Batang Perlahan tapi pasti para pelaku Usaha Mikro Kecil dan Menengah (UMKM) Kabupaten Batang mulai mengembangkan sayap, dengan meningkatkan kompetensi untuk menjadi seorang eksportir produk lokal ke mancanegara.

Sebagai bentuk dukungan, Dinas Perindustrian, Perdagangan, Koperasi dan UKM (Disperindagkop dan UKM) Batang menggelar pelatihan bagi pelaku UMKM, dengan menghadirkan nara sumber dari Free Trade Agreement (FTA) Center Semarang.

Kepala Disperindagkop dan UKM Batang Subiyanto menyampaikan, pelatihan ini untuk mempersiapkan pelaku UMKM agar mampu mengembangkan usahanya hingga ke kancah internasional.

“Ini periode awal pelatihan, maka UMKM harus memahami dulu seluk beluk ekspor, sebelum terjun seutuhnya. Jadi walaupun produknya sudah bagus, tapi kalau pengetahuan ekspornya minim, juga tidak bisa terlaksana dengan maksimal,” katanya, usai membuka pelatihan materi ekspor bagi UMKM, di Hotel Sendang Sari, Kabupaten Batang, Rabu (23/11/2022).

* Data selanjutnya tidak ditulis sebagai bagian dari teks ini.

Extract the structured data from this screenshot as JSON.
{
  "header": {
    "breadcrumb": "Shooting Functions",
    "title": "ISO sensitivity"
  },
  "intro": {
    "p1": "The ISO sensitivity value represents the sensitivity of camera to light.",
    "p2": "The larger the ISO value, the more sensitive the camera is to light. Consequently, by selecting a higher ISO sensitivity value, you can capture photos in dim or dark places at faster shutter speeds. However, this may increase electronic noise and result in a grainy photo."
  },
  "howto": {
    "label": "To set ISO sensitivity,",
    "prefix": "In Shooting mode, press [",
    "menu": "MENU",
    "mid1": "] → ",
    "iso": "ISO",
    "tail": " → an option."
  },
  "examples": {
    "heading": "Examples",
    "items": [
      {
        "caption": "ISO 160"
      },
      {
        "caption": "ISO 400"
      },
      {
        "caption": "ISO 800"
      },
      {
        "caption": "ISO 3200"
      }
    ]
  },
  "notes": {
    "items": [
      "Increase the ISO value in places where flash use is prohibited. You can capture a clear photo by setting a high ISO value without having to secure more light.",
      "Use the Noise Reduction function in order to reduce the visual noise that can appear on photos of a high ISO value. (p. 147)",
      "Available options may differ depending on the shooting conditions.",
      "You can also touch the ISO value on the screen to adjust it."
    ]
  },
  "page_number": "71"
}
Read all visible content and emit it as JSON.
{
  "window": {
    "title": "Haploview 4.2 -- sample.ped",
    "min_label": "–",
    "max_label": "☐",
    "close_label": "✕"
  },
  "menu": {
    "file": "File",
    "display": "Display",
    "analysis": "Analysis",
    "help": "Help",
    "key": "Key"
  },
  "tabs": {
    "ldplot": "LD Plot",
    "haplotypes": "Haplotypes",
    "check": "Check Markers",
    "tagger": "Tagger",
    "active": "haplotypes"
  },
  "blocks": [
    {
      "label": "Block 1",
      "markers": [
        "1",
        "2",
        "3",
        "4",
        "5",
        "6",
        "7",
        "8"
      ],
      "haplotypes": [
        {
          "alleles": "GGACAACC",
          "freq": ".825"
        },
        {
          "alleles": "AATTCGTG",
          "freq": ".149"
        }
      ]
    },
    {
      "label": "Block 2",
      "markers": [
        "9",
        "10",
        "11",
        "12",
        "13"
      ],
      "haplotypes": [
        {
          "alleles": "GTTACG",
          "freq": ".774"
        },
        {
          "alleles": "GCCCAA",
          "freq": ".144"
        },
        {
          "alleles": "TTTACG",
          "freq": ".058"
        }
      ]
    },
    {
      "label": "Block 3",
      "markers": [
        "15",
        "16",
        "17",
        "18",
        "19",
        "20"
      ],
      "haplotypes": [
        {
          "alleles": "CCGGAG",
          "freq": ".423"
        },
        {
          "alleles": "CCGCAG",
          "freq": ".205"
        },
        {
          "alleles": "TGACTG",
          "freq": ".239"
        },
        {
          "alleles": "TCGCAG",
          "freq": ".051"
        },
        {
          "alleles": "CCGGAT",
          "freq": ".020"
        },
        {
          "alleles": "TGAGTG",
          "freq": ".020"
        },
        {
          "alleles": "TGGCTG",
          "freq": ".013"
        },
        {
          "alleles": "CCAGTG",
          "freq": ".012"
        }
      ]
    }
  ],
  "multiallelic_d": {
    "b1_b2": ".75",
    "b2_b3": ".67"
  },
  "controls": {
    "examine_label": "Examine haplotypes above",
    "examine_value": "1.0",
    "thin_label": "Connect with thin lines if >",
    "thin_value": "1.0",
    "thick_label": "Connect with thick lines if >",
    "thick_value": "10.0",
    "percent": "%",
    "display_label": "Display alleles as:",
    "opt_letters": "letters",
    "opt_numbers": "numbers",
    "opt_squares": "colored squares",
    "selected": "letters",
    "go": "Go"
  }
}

Bagi calon eksportir, kemampuan yang tidak kalah pentingnya adalah memiliki jaringan yang luas.

“Contohnya Mas Ahda dengan Shuttlecock Indonesia, bisa langsung mengekspor ke konsumen mancanegara, karena jaringannya sudah internasional,” jelasnya.

Tenaga Ahli Pembiayaan dan Prosedur Ekspor FTA Center Semarang, Teguh Prihadi mengatakan, pelatihan ini diutamakan bagi mereka yang belum mengenal ekspor dan tata caranya. Demikian pula bagi mereka yang telah melangkah di bidang ekspor, akan ditingkatkan pangsa pasarnya.

“Sejak didirikan tahun 2020, sudah berhasil 520 UMKM di Jawa Tengah, 111 di antaranya berhasil jadi eksportir. Dengan materi implementasi perjanjian internasional, pembiayaan dan prosedur ekspor dan promosi,” terangnya.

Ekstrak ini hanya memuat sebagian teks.